Outro eixo relevante foi o das economias sustentáveis e da soberania alimentar, com propostas de investimentos no fortalecimento da agricultura tradicional, do manejo comunitário e de cadeias produtivas como a pesca, o artesanato e o turismo de base comunitária.
A educação indígena diferenciada também entrou como parte da agenda climática como política estratégica para a justiça social e climática, com escolas e universidades indígenas fortalecidas, currículos próprios, bilíngues e adequados à realidade de cada povo.

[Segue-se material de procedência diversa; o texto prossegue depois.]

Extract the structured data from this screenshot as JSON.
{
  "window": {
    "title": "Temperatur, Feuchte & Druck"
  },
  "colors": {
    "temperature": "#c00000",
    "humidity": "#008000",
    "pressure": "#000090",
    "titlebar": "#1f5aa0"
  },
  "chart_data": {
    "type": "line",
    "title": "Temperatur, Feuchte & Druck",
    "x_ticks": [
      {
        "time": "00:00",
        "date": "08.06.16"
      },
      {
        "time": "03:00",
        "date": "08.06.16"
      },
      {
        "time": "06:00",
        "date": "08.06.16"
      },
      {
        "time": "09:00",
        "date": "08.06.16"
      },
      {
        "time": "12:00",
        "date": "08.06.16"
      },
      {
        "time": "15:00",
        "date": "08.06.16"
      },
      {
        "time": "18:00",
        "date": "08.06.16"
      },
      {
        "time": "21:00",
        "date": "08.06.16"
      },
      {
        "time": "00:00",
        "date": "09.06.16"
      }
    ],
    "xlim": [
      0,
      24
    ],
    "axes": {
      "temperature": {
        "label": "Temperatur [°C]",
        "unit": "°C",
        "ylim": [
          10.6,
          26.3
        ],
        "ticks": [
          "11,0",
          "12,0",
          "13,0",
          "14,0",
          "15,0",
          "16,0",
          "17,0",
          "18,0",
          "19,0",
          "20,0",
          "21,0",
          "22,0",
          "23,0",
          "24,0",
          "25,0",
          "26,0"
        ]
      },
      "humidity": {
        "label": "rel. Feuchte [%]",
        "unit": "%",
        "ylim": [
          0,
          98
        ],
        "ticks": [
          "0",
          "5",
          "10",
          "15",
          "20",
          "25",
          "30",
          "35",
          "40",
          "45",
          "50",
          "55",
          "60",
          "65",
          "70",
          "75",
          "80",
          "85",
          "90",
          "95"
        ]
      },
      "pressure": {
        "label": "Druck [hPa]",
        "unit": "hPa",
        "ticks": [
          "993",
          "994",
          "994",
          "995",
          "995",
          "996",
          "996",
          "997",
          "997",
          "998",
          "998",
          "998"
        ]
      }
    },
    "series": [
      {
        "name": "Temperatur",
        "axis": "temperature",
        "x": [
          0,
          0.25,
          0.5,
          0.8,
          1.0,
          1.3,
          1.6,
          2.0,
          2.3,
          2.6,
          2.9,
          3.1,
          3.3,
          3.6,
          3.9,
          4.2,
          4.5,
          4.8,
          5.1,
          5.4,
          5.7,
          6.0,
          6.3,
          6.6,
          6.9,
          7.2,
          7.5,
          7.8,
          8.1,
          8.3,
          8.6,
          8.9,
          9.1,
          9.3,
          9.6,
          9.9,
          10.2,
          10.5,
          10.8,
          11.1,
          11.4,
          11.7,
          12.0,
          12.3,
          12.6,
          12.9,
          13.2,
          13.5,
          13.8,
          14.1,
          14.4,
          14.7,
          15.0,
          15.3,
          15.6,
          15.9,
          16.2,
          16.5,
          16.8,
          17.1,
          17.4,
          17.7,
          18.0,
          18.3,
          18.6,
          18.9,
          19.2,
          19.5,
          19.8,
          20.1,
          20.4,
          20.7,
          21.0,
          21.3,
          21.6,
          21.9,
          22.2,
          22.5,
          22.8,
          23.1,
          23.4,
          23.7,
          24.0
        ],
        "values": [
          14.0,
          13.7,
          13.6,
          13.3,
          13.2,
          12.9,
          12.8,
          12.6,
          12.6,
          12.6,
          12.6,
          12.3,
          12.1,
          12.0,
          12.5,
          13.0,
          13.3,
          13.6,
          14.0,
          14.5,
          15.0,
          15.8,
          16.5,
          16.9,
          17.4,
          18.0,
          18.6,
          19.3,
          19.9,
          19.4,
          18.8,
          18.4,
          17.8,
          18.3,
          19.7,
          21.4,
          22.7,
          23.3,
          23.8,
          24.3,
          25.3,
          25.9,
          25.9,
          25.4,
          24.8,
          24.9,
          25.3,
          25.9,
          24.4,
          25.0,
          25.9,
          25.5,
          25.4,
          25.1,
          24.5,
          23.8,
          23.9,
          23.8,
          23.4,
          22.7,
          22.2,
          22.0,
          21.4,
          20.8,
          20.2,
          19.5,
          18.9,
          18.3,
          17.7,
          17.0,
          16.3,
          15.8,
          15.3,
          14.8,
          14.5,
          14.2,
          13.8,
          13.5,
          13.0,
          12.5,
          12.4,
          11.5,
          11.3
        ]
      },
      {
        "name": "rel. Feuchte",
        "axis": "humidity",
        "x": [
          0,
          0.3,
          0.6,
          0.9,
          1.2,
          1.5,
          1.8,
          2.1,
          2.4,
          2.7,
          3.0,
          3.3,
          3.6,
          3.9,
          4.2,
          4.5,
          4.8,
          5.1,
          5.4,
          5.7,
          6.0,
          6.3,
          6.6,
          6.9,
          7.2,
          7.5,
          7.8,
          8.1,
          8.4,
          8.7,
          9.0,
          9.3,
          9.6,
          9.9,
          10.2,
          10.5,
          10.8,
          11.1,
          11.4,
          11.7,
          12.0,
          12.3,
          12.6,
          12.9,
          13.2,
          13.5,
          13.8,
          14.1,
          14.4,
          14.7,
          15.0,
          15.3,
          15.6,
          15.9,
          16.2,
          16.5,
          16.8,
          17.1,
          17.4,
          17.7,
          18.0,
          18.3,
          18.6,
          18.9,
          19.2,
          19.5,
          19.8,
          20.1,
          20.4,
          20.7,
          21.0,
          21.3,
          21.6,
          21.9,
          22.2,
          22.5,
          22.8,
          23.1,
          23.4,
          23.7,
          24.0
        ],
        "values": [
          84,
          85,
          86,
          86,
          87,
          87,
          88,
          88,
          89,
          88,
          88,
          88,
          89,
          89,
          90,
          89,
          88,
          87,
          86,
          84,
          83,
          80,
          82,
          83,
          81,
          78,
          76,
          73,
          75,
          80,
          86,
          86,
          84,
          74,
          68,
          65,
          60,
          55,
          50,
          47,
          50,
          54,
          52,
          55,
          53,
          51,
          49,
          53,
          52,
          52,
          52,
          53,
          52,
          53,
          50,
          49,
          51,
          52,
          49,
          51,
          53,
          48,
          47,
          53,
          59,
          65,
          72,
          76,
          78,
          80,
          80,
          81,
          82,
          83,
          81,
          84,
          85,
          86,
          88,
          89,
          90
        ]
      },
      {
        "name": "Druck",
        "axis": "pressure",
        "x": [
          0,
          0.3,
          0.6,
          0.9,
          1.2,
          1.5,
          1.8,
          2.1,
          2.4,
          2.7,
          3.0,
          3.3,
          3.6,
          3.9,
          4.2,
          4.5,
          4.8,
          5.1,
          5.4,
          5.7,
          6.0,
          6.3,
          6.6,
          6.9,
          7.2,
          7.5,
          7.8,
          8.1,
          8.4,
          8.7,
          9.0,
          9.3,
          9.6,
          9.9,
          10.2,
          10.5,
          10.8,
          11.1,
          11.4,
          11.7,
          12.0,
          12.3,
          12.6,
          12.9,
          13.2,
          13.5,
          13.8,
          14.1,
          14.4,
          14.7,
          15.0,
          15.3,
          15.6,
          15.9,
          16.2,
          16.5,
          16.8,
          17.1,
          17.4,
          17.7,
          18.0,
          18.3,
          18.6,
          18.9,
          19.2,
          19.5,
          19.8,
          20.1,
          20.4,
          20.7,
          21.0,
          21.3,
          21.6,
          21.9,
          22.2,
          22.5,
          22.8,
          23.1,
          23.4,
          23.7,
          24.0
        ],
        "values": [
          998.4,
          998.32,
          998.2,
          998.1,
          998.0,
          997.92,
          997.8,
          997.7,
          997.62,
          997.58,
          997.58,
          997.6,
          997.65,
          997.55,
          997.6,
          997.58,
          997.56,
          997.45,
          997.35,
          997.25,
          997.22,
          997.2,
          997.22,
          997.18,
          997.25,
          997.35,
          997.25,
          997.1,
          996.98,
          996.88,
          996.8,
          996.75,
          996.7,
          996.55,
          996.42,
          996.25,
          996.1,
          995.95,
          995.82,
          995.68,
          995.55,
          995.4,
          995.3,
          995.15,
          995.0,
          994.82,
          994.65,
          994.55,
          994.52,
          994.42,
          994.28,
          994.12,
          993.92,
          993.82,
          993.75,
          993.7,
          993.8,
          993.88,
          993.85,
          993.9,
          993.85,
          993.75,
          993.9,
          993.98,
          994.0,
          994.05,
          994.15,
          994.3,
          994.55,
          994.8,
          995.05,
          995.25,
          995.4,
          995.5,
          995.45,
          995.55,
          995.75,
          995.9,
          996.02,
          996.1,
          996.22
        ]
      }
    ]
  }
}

Além disso, destacaram a importância da formação continuada de professores e da valorização das línguas indígenas como forma de preservar conhecimentos ancestrais.
Por fim, o documento reafirma a urgência de ampliar a representação indígena nos espaços de decisão internacionais, garantindo a presença de mulheres, jovens e anciãos e criando um comitê próprio para monitorar e incidir sobre as decisões da COP30.